O que Dani Rodrik nos vem transmitir com toda a lucidez e clareza do seu pensamento é que Trump e a onda de extrema-direita que grassa pelo mundo conseguiram dar força e expressão política à crítica das incompatibilidades da hiperglobalização, substituindo-se em pleno ao já mencionado reformismo, que nunca conseguiu encontrar uma expressão política para a sua manifestação. É um argumento de peso, numa situação toda ela pejada de contradições, a maior das quais é sem dúvida o facto dos principais beneficiários da hiperglobalização, os grandes bilionários deste mundo apoiarem esses movimentos. Trump percebu melhor do que ninguém essas incompatibilidades e, longe de propor uma posição reformista, enfrenta-as com a imposição do poder pela força. Rodrik entende que vivemos um longo período de transição, do qual existe a incógnita de saber se a globalização irá ou não ser destruída, se algum reformismo poderá emergir ou se pelo contrário a hiperglobalização regressará. O que sabemos por agora é que a extrema-direita ocupou o espaço da crítica da globalização e uma grande parte do eleitorado está a dar-lhe razão. A extrema-direita está também a ganhar terreno no eleitorado em termos da rejeição da inflação e das condições de fraca affordability das famílias. Resta a hipótese do centro-esquerda, embora não ignorando as questões do consumo, se concentrar nas questões da valorização salarial e da decência do trabalho, matérias profundamente adulteradas pela hiperglobalização.
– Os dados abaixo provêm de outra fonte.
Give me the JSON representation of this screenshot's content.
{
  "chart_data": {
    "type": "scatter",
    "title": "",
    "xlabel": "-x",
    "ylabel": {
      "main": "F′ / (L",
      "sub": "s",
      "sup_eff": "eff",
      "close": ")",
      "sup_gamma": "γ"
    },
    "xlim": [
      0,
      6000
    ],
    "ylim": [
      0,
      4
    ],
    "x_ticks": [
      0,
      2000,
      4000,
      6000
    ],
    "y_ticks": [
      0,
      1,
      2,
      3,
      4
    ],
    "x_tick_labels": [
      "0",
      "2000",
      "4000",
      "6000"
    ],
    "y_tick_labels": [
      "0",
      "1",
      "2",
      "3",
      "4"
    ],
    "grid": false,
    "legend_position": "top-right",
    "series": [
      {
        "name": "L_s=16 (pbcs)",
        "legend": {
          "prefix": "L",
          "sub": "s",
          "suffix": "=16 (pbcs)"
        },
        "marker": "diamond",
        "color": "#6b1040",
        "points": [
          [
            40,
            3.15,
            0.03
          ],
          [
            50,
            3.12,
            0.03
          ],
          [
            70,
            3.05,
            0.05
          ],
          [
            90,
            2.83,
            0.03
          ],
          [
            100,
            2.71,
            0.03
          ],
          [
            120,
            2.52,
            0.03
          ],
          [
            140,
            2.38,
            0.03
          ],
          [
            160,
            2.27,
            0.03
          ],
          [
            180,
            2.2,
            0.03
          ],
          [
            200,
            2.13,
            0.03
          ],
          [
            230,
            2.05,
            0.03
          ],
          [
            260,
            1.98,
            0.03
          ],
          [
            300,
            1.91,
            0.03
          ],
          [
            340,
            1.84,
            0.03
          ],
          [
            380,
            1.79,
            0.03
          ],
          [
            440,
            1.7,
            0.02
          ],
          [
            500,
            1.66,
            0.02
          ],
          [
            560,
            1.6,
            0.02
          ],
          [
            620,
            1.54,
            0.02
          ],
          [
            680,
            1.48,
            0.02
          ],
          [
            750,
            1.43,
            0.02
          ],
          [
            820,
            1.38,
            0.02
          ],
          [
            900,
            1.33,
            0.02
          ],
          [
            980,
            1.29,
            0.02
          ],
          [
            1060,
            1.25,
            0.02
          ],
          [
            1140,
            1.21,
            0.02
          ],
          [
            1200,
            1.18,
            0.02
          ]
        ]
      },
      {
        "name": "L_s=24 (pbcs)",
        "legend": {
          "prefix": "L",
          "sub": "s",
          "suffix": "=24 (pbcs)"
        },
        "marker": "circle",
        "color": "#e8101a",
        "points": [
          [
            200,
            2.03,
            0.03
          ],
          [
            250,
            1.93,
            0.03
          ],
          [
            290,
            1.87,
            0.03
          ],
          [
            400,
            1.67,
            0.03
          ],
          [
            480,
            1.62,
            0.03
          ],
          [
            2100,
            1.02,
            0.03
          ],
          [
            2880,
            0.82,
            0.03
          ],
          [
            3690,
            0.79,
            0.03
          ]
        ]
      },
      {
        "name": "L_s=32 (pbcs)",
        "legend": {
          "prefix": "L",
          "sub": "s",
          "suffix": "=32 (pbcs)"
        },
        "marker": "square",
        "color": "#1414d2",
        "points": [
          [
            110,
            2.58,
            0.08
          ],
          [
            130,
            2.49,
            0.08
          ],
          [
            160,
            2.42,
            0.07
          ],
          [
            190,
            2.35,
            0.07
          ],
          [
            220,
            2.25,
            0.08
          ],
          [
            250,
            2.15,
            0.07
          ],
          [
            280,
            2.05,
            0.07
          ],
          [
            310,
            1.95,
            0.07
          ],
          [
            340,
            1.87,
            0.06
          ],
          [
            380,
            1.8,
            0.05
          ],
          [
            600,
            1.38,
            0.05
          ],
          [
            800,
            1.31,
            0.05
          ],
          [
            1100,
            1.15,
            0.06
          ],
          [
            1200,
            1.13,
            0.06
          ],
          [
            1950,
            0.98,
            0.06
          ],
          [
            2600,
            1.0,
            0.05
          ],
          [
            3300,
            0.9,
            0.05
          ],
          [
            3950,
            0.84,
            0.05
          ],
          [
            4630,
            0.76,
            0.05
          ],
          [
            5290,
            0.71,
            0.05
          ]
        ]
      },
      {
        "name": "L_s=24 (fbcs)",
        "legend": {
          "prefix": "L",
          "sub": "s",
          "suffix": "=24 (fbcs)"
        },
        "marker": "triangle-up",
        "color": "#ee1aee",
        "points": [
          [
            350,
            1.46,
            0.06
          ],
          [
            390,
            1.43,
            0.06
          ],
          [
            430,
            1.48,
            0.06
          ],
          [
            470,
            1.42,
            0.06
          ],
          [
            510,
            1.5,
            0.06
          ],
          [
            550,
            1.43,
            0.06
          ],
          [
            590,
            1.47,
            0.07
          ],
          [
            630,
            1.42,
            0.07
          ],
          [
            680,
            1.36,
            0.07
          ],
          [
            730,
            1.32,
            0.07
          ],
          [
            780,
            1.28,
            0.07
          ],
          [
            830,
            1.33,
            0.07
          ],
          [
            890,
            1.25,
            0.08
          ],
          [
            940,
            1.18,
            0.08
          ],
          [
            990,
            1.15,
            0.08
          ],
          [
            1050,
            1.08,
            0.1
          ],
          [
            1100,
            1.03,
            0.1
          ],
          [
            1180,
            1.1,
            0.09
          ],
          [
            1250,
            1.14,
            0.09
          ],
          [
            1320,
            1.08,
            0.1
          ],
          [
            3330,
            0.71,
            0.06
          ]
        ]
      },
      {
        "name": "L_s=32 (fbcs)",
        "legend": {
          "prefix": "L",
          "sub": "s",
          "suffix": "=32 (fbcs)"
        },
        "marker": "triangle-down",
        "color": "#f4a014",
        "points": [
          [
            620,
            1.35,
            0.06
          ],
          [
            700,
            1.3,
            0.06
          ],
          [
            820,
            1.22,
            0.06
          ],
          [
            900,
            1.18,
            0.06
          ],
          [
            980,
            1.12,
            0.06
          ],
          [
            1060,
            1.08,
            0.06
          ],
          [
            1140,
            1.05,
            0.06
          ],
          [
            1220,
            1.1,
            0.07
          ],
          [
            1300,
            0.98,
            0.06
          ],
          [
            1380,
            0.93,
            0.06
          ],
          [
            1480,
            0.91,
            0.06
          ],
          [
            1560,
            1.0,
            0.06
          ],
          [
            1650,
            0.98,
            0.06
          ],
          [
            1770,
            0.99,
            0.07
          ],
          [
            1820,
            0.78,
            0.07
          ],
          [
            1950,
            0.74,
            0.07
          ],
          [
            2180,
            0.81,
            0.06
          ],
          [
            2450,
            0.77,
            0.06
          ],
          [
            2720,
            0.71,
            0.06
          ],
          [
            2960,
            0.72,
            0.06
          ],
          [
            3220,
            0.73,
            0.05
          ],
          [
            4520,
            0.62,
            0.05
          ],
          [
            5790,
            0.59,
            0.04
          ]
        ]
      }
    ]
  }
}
Pode bem acontecer que os paradoxos desta questão levem a que uma certa esquerda, feroz adversária no passado da globalização, se veja forçada a apoiar a sua recomposição face aos ímpetos destruidores e autocráticos dos que substituirão a lógica dos mercados pela lógica do poder e da força militar. Eu próprio já intuíra esta mudança em posts anteriores. Crítico reformista dos excessos da globalização, estou pronto a defender o seu restabelecimento e ordenado, pois, disso não tenho dúvidas, que os atropelos em curso conduzirão ao caos comercial e económico.
É muito importante que economistas com a clareza e rigor de pensamento de Dani Rodrik continuem a alimentar a causa. O diagnóstico está feito: a direita radical compreendeu mais cedo o capital eleitoral de denunciar as incompatibilidades da hiperglobalização. Isso não pode ser dado como facto adquirido, por muita mudança ideológica que isso possa determinar. Porque a alternativa é o caos.